During the meeting, neurovirologist Tricia Burdo of Temple University in Philadelphia, Pennsylvania described a first step: using the editor to remove at least part of the simian version of the AIDS virus, SIV, from the chromosomes of two monkeys. Previous work has shown that CRISPR could remove HIV immersed in the cells of mice designed to have immune systems similar to humans. In the new study, researchers infused a harmless adeno-associated virus that carries genes for targeted CRISPR molecular scissors into the veins of two SIV-infected monkeys. The monkeys were on ARV and had low levels of SIV.

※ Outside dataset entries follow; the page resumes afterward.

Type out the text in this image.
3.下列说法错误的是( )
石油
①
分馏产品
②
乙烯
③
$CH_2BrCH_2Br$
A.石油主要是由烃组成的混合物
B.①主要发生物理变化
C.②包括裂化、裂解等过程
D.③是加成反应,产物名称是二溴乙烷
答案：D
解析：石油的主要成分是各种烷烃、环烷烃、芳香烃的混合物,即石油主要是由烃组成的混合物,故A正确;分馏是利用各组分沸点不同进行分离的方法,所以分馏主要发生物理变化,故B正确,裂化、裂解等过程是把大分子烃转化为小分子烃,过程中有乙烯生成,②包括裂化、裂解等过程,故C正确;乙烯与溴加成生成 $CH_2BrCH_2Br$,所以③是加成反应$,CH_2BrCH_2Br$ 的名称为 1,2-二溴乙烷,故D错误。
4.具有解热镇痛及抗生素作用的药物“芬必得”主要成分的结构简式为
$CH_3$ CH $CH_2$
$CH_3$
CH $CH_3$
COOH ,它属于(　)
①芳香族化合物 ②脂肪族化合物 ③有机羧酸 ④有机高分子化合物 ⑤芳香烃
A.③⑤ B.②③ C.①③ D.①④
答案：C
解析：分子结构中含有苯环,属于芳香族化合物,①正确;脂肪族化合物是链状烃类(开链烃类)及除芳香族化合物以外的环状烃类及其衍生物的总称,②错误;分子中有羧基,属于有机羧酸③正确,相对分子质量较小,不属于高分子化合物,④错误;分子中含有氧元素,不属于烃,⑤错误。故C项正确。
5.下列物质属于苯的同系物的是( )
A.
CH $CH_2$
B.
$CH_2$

Necropsies of treated animals showed that CRISPR had cut SIV DNA into the blood, spleen, lymph node and lung cells, apparently disabling the virus. CRISPR monkey blood could not infect white blood cells, while a control animal's blood could do so. The group also found Cas9 in all 14 tissues studied, suggesting that the administration virus had spread through the body as expected. "The data shows effects much more intense than those seen before, so this is a step in the right direction," says John Coffin, a retrovirologist at a branch of Tufts University in Boston.
Burdo says that in a future experiment, you will take the monkeys treated with CRISPR from the ARVs to see if the virus is bounced. They also intend to transfer millions of blood cells from CRISPR-treated monkeys to uninfected animals, another sensitive way to determine if even traces of intact SIV remain hidden.
Burdo's collaborator, Temple University neurovirologist Kamel Khalili, hopes to develop a human version of this CRISPR gene therapy. Khalili says his company, Excision Bio Therapeutics of Philadelphia, is seeking approval to launch HIV excision tests with CRISPR in humans by the end of this year.
Some remain skeptical. CRISPR could never affect all HIV-infected cells. Douglas Richman, a virologist at the University of California, San Diego, notes that even a person who has an undetectable viral load can have up to 100 million cells that host HIV DNA. "The problem with all treatment interventions is that they have an impact on some cells," says Richman. "That still leaves a huge amount of viruses. And when you are eliminating something dangerous, you have to take them all."